American Little Magazines of the Fin De Siecle by MacLeod Kirsten;

Author:MacLeod, Kirsten;
Language: eng
Format: epub
Publisher: University of Toronto Press


At the same time, portraits of writers were a dominant feature of the magazine in this early period, and would remain so. These generally appeared in conjunction with an article on the writer. In early numbers, The Chap-Book even included photographic representations of authors, a practice increasingly popular in mainstream magazines where authors were treated as celebrities.2 Photographs, as Beegan argues, “played an important role” in the shift from a culture of character to a culture of personality, enabling “a direct connection between the reader and the subject of the photograph” (115, 117). In this respect, the halftone might have seemed well suited to magazines that privileged intimacy, personality, and subjectivity. Its association, however, with mass reproduction made it suspect, and little magazinists often frowned on photographic representation as inartistic, save for those who were seeking to promote photography as art, as Alfred Stieglitz would soon do in his little magazine, Camera Work. In this context, The Chap-Book’s early photographic representations of authors soon gave way to more artistic modes that accentuated the individuality and personality of their subjects in a different manner.
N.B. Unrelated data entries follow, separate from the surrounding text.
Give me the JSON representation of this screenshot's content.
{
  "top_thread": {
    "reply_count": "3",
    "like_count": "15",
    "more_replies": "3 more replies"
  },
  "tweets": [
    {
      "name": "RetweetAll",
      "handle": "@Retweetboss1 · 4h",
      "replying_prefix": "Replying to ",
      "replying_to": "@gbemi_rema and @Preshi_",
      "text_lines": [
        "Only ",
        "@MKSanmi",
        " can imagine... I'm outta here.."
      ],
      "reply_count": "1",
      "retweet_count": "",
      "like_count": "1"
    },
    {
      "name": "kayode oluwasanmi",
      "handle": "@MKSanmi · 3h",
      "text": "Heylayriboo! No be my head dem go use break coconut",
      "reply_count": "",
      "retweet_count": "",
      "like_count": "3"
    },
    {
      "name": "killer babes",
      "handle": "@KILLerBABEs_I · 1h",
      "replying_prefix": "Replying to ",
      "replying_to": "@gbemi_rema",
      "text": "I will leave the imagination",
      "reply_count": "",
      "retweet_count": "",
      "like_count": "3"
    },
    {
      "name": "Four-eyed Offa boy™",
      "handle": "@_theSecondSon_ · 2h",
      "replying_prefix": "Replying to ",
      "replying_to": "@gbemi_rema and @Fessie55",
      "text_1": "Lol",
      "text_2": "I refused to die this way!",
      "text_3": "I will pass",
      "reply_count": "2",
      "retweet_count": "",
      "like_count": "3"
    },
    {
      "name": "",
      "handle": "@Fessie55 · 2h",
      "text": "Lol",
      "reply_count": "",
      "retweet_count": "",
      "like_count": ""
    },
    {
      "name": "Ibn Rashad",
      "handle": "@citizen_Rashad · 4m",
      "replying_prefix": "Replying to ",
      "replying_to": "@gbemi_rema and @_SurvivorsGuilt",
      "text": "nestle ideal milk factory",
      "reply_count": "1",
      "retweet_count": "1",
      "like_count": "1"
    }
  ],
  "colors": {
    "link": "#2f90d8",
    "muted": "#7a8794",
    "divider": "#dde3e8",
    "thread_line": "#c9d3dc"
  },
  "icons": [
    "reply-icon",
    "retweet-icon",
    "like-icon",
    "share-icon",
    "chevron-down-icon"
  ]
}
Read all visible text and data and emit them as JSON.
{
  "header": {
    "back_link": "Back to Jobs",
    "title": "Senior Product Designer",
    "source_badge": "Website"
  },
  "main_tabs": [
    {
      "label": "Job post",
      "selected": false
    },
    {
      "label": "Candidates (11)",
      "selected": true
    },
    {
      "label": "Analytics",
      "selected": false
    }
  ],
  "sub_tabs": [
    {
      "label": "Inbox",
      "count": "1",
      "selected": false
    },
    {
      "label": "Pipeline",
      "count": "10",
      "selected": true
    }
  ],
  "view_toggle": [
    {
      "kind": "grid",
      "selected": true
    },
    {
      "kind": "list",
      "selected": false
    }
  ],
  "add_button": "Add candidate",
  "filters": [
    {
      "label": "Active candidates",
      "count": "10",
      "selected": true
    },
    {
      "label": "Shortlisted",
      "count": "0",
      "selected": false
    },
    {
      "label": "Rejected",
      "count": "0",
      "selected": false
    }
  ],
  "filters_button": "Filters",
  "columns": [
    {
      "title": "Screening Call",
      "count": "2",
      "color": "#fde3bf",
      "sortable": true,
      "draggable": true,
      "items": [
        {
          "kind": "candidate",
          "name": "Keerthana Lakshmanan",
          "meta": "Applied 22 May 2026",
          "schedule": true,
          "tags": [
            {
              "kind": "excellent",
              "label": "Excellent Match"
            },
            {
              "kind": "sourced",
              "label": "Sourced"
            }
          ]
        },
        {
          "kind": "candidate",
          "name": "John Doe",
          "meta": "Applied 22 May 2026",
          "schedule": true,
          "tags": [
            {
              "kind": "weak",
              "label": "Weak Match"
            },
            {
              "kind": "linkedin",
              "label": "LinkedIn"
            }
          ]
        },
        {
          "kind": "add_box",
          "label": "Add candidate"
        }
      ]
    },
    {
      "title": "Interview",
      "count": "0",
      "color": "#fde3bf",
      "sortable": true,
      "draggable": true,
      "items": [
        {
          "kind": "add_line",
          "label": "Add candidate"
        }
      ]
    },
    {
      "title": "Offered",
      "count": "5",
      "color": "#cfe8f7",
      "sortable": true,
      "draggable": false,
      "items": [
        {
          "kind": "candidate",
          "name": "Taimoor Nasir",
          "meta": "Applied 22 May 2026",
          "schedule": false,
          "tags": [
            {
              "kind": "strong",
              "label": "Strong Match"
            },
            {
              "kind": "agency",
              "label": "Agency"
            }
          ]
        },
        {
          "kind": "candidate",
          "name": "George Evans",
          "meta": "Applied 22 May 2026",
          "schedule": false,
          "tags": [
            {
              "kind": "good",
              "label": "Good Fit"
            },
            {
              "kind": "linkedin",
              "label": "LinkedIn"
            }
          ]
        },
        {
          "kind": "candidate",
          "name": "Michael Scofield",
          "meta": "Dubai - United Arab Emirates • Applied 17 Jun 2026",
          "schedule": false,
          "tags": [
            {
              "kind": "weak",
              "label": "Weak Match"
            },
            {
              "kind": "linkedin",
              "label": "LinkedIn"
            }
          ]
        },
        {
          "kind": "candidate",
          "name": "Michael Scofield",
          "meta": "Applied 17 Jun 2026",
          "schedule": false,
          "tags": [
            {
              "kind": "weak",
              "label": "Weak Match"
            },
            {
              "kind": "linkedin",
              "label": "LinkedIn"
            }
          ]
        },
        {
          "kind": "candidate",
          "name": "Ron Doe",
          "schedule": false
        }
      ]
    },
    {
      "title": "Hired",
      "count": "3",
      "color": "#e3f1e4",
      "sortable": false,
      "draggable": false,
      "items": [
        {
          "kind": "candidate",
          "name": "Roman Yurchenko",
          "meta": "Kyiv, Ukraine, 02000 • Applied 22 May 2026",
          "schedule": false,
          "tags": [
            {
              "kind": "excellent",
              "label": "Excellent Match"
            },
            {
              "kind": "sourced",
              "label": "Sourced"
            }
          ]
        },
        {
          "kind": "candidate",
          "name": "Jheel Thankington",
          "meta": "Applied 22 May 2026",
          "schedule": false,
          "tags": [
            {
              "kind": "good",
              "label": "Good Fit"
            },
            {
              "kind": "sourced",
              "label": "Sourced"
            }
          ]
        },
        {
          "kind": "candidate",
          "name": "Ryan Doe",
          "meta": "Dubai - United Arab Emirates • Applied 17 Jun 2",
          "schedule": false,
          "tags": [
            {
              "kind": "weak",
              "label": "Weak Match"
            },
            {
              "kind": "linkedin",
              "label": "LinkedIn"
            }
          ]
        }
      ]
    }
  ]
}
This transition is exemplified in the magazine’s treatment of Paul Verlaine. A July 1894 issue features a photographic representation of the poet that emphasizes his gravitas in the reverent and conventional style of the period (“Paul Verlaine”; see Figure 6.2). In March 1895, however, The Chap-Book features a more unconventional representation, one informed by French artistic avant-gardism and produced by Verlaine’s friend, F.-A. Cazals. Rather than providing a realistic image of the author’s face, Cazals’s “Portrait of P.V.” seeks to capture his essence in an image from behind, depicted in a hat and large coat, strolling cane in hand, looking every bit the vagabond poet (see Figure 6.3). The image challenges the reader’s cultural sophistication, as it provides only a cryptic identification in the caption. The reader must know that “P.V.” stands for Paul Verlaine and that Epigrammes is his book. At the same time, this image represents another instance of The Chap-Book’s use of art to promote books and a cosmopolitan bibliophilic culture – in this instance, a French limited edition book issued by a press associated with the avant-garde magazine La Plume.

Figure 6.2 Photograph of Paul Verlaine (1893), by Otto Wegener as reproduced in The Chap-Book, 1 July 1894. In possession of author.